Adler, Stella

Adler, Stella ădˈlər [key], 1901–92, American actress, director, and acting teacher, b. New York City. The daughter of Jacob and Sarah Adler, stars in New York's Yiddish theater, she made her acting debut in 1906 in one of her father's productions. A member of the American Laboratory Theater in the 1920s, Adler co-founded (1931) The Group Theatre and was influenced by the ideas of Constantin Stanislavsky, with whom she briefly studied (1934) in the Soviet Union. Returning to The Group Theatre, she performed with the company and taught her modified version of the Stanislavsky method, which emphasized the use of imagination as the basis of acting technique.
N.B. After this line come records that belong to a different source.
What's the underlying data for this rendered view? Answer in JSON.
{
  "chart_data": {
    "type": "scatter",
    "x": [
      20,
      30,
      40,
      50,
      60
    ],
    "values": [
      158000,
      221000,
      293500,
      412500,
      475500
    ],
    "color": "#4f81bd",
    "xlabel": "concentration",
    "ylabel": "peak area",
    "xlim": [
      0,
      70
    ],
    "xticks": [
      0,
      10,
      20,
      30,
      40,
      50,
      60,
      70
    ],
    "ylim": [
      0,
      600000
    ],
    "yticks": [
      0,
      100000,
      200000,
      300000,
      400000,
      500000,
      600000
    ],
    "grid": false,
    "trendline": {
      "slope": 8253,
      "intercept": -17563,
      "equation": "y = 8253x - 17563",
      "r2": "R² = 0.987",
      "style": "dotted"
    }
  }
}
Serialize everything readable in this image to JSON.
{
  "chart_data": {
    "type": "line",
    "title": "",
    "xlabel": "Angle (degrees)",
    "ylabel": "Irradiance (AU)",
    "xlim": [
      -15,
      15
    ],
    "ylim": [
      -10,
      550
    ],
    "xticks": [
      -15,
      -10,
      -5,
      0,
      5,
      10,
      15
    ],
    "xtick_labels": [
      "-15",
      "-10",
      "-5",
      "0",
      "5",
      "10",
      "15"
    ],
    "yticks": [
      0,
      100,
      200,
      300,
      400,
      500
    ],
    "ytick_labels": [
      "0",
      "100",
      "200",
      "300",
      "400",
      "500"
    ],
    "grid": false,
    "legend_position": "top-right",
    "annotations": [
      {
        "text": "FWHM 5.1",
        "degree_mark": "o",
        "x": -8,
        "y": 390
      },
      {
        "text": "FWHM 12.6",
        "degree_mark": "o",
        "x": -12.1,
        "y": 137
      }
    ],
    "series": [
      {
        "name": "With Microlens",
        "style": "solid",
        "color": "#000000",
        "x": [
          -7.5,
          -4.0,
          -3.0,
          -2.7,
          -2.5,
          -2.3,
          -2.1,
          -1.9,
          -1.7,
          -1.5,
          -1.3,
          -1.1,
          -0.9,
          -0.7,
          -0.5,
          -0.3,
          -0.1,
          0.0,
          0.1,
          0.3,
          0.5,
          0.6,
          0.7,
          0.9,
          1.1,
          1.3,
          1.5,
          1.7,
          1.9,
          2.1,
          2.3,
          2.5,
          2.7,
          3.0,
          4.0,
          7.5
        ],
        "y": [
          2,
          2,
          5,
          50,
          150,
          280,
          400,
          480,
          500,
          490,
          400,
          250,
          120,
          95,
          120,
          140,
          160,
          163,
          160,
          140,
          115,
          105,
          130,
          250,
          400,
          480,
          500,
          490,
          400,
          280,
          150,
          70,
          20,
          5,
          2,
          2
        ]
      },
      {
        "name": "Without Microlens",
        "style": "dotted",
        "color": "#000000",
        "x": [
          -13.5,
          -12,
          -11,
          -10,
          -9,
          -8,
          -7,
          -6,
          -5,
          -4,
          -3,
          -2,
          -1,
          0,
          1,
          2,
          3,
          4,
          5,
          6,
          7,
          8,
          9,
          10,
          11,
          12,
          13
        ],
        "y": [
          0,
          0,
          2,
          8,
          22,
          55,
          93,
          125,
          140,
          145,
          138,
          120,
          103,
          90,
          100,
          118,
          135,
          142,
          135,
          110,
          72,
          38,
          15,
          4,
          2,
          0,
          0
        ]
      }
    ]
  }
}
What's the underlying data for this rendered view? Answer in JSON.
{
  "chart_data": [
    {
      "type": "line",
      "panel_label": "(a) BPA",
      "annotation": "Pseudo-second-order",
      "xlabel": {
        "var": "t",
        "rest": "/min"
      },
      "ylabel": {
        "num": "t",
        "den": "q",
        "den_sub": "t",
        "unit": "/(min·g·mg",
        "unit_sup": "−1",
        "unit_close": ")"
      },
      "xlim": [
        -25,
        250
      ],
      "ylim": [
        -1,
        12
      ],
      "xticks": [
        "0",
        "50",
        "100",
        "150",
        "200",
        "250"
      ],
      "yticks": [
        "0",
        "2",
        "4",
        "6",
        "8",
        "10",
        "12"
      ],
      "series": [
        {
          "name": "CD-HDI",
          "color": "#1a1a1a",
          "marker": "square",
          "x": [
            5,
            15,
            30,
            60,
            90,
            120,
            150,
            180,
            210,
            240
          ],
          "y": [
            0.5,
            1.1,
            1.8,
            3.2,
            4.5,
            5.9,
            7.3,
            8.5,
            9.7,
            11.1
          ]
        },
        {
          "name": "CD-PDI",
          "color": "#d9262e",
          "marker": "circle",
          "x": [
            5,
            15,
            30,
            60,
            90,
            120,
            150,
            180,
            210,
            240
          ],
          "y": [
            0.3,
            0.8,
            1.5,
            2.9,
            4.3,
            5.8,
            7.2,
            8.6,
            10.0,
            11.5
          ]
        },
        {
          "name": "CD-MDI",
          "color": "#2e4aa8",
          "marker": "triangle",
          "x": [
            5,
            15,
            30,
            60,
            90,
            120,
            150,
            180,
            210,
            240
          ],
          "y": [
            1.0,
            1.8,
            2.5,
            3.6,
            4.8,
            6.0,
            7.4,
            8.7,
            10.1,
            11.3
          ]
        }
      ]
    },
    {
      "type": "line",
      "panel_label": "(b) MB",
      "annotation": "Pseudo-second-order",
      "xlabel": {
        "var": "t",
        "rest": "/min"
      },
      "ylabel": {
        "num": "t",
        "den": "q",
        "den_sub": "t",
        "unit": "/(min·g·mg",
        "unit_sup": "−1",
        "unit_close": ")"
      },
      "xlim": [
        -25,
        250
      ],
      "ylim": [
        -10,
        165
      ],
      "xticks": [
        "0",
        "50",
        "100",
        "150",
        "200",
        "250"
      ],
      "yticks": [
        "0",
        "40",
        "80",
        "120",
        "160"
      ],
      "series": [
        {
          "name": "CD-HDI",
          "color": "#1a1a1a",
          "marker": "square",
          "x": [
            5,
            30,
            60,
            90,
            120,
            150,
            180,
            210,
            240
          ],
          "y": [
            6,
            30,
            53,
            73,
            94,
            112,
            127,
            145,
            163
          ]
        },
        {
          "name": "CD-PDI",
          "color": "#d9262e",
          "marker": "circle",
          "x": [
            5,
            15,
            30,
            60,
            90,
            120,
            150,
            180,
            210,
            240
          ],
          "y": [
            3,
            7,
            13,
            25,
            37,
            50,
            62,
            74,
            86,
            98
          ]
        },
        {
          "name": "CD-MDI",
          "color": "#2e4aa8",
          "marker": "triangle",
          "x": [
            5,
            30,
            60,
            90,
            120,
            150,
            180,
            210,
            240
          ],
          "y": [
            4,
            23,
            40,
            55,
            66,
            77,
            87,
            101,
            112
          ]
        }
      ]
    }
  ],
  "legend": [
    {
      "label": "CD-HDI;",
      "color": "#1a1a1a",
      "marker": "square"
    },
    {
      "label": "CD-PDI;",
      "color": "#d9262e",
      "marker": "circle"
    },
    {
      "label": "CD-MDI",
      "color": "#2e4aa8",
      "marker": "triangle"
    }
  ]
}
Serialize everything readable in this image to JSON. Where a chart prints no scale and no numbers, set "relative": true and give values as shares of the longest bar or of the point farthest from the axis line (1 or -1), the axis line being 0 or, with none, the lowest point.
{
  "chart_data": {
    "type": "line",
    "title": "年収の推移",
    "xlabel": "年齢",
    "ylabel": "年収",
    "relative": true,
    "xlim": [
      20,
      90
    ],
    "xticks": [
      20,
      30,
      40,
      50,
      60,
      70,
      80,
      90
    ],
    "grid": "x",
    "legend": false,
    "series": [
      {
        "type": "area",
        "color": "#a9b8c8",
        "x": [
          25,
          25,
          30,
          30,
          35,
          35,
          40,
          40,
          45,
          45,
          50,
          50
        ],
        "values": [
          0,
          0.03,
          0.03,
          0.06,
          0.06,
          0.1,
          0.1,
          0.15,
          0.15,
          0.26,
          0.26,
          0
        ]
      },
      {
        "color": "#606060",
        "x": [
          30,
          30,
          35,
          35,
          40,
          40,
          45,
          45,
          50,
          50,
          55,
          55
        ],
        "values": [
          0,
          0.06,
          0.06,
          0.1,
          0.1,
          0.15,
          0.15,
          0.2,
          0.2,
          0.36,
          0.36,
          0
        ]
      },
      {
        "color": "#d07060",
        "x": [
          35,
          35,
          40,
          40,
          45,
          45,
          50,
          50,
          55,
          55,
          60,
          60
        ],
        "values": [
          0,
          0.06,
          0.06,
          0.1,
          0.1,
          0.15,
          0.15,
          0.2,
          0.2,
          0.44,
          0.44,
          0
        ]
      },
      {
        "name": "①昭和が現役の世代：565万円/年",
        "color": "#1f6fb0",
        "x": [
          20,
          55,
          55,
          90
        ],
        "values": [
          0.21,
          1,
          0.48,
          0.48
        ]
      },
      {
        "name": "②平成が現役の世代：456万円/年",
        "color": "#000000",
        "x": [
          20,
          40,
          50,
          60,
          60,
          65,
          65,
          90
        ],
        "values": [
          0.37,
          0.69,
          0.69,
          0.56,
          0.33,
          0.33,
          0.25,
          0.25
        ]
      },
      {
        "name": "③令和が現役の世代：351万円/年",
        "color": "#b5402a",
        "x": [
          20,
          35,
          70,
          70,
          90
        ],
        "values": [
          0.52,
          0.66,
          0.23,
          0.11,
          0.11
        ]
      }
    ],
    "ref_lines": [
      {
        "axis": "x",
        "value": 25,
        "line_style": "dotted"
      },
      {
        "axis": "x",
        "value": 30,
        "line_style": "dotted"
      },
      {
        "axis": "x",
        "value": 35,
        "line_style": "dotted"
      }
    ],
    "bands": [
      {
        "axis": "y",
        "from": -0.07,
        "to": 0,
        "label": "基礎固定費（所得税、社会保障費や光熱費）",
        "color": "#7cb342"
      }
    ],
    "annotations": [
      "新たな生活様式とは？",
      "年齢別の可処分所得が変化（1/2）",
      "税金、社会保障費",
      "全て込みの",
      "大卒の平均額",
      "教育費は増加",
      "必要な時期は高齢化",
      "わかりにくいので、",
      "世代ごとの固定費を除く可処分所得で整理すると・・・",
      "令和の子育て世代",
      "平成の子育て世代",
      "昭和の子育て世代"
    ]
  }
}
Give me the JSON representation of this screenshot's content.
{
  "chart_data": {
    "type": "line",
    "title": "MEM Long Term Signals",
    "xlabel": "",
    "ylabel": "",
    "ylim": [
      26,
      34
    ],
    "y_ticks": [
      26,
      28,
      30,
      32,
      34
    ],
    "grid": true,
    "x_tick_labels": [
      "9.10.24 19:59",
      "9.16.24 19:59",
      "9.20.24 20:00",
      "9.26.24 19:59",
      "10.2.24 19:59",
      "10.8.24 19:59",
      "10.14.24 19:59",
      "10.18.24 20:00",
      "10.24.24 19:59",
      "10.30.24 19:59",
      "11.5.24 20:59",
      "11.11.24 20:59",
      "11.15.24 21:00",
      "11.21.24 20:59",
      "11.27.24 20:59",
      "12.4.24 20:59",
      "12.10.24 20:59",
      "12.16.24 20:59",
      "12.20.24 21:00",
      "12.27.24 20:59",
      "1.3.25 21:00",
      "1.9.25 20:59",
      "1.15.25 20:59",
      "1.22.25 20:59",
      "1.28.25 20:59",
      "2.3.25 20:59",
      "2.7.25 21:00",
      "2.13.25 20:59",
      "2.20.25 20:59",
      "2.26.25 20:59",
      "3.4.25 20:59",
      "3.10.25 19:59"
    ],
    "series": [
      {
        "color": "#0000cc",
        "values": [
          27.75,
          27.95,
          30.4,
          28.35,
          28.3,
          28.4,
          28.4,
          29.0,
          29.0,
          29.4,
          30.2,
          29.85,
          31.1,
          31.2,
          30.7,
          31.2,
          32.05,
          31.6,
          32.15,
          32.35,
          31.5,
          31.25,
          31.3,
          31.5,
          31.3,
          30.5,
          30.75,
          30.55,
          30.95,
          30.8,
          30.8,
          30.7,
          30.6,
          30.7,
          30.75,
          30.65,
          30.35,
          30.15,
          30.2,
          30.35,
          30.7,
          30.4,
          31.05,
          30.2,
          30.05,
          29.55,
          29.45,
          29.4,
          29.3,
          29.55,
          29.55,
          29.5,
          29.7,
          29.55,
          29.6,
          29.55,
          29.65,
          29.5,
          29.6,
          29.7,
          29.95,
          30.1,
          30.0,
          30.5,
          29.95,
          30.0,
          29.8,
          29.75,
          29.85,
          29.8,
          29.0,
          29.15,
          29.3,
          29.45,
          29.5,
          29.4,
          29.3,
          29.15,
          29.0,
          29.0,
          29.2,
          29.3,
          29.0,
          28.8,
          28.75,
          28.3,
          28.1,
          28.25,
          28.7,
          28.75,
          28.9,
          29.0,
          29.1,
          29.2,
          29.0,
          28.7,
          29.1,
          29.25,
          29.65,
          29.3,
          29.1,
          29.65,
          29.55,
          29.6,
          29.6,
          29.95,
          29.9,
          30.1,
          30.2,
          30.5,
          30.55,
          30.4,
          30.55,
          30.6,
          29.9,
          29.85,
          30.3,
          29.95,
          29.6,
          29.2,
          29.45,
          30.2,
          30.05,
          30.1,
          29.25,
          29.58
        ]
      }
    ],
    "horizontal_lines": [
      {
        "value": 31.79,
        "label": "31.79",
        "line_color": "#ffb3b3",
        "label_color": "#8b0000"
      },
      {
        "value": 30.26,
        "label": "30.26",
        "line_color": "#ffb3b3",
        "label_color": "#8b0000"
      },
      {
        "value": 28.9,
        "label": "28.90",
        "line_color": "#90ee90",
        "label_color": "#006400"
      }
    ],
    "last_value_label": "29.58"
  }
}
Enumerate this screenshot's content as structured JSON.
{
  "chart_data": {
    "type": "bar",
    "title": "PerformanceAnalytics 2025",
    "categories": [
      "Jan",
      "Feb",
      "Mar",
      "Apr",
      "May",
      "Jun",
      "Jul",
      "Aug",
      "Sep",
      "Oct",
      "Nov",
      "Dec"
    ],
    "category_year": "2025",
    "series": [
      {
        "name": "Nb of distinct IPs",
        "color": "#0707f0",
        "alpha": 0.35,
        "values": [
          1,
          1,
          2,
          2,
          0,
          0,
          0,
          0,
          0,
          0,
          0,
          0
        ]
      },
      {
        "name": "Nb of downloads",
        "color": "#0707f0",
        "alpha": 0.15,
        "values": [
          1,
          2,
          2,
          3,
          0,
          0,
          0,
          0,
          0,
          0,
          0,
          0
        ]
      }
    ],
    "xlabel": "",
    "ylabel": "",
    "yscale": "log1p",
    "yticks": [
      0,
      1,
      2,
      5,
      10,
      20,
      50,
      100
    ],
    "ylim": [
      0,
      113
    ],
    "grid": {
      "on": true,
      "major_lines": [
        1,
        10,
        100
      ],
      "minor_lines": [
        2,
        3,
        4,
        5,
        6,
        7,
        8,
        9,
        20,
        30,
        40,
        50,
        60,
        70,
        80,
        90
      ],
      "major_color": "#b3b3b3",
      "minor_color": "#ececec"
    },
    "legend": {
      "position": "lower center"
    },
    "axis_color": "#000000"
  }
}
After a stint (1937–42) in Hollywood, where she acted in films and was a producer at Metro-Goldwyn-Mayer (MGM), she came back to New York, resumed theatrical acting and directing, taught at the New School, and later founded (1949) her own acting school. Adler, whose students included Marlon Brando, Robert De Niro, Warren Beatty, and many other performers, exerted a profound influence on American acting.

See her Technique of Acting (1988); B. Paris, ed., Stella Adler on Ibsen, Strindberg, and Chekhov (1999) and Stella Adler on America's Master Playwrights (2012); H. Kissel, ed., Stella Adler: The Art of Acting (2000); J. Rotté, Acting with Adler (2000).